What is the answer for a^x + a^x? when a^2x + a^-2x = 6, a > 0, and 0 < a^x < 1.

[Jihyun Kim]

I am studying Exponential equations now. I don't know if this problem is related to those subjects.

What is the answer for a^x + a^x? when a^2x + a^-2x = 6, a > 0, and 0 < a^x < 1.​

Please, give me advice.

Thank you.

 

[BigBeachBanana]

I used latex to rewrite what I believe the question is, can you confirm? Also, what have you tried so far?
Find [imath]a^x+a^x[/imath],
when [imath]a^{2x}+a^{-2x}=6[/imath], [imath]a>0[/imath], and [imath]0< a^x<1[/imath]

 

[Deleted member 4993]

I am studying Exponential equations now. I don't know if this problem is related to those subjects.
Please, give me advice.

Thank you.

You wrote:

What is the answer for a^x + a^x? when a^2x + a^-2x = 6, a > 0, and 0 < a^x < 1.

Could it be:

What is the answer for a^x + a^(-x)? when a^2x + a^-2x = 6, a > 0, and 0 < a^x < 1.

Please show us what you have tried and exactly where you are stuck.

Please follow the rules of posting in this forum, as enunciated at:

READ BEFORE POSTING​

Please share your work/thoughts about this problem.

 

[JeffM]

Exponential equations that involve addition or subtraction may be very hard or impossible to solve exactly. Here a substitution will work.

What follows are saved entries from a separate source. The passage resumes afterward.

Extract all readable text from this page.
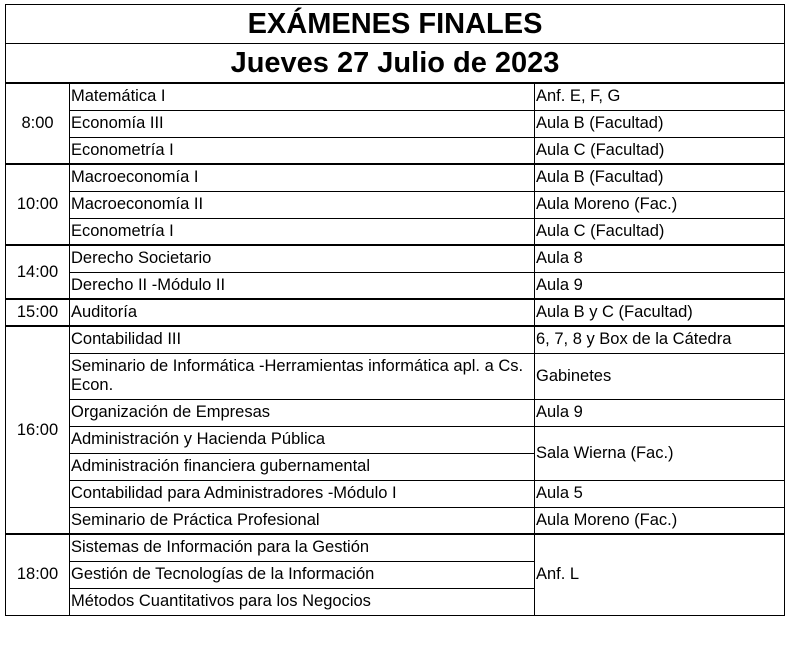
EXÁMENES FINALES		
Jueves 27 Julio de 2023		
8:00	Matemática I	Anf. E, F, G
	Economía III	Aula B (Facultad)
	Econometría I	Aula C (Facultad)
10:00	Macroeconomía I	Aula B (Facultad)
	Macroeconomía II	Aula Moreno (Fac.)
	Econometría I	Aula C (Facultad)
14:00	Derecho Societario	Aula 8
	Derecho II -Módulo II	Aula 9
15:00	Auditoría	Aula B y C (Facultad)
16:00	Contabilidad III	6, 7, 8 y Box de la Cátedra
	Seminario de Informática -Herramientas informática apl. a Cs. Econ.	Gabinetes
	Organización de Empresas	Aula 9
	Administración y Hacienda Pública	Sala Wierna (Fac.)
	Administración financiera gubernamental	
	Contabilidad para Administradores -Módulo I	Aula 5
	Seminario de Práctica Profesional	Aula Moreno (Fac.)

18:00	Sistemas de Información para la Gestión	Anf. L
	Gestión de Tecnologías de la Información	
	Métodos Cuantitativos para los Negocios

[math]\text {Let } b = a^{2x}.[/math]
[math]b + \dfrac{1}{b} = 6 = \dfrac{6b}{b} \implies b = \dfrac{6b - 1}{b}.[/math]
Solve for b and proceed.

 

[Steven G]

Exponential equations that involve addition or subtraction may be very hard or impossible to solve exactly. Here a substitution will work.

[math]\text {Let } b = a^{2x}.[/math]
[math]b + \dfrac{1}{b} = 6 = \dfrac{6b}{b} \implies b = \dfrac{6b - 1}{b}.[/math]
Solve for b and proceed.

Jeff,
I respect you an enormous amount but this time I feel that maybe you were tired or drunk (probably both) when you wrote your reply. Although it is 100% correct, it is not the cleanest, clearest way to solve for b.
To solve for b+ 1/b = 6, just multiply both sides by b to get b^2 + 1 = 6b....

 

[Steven G]

Can you at least simplify a^x + a^x?

 

[JeffM]

Jeff,
I respect you an enormous amount but this time I feel that maybe you were tired or drunk (probably both) when you wrote your reply. Although it is 100% correct, it is not the cleanest, clearest way to solve for b.
To solve for b+ 1/b = 6, just multiply both sides by b to get b^2 + 1 = 6b....

Must have been tired. Seldom drink before noon.

You are right. What I saw as the cleanest way is not the cleanest. Was focused on the idea of substitution.

 

[lookagain]

What is the answer for a^x + a^x? when a^2x + a^-2x = 6, a > 0, and 0 < a^x < 1.​

Please, give me advice.

Advice: When you write that equation with those relatively more complicated exponents as you did here in horizontal style, you must enclose those exponents because of the Order of Operations. a^(2x) + a^(-2x) = 6

Also, Subhotosh Khan asked the good question if it should actually be for a^x + a^(-x).

 

[Dr.Peterson]

I am studying Exponential equations now. I don't know if this problem is related to those subjects.

What is the answer for a^x + a^x? when a^2x + a^-2x = 6, a > 0, and 0 < a^x < 1.​

Please, give me advice.

Thank you.

If there is a typo there, and the problem is really

Find [imath]a^x+a^{-x}[/imath], given that [imath]a^{2x}+a^{-2x}=6[/imath], where [imath]a>0[/imath], and [imath]0< a^x<1[/imath]​

then there is a very nice way to solve it. See what you get when you square [imath]a^x+a^{-x}[/imath].

But the last condition in the problem makes me suspect this is not what the problem is.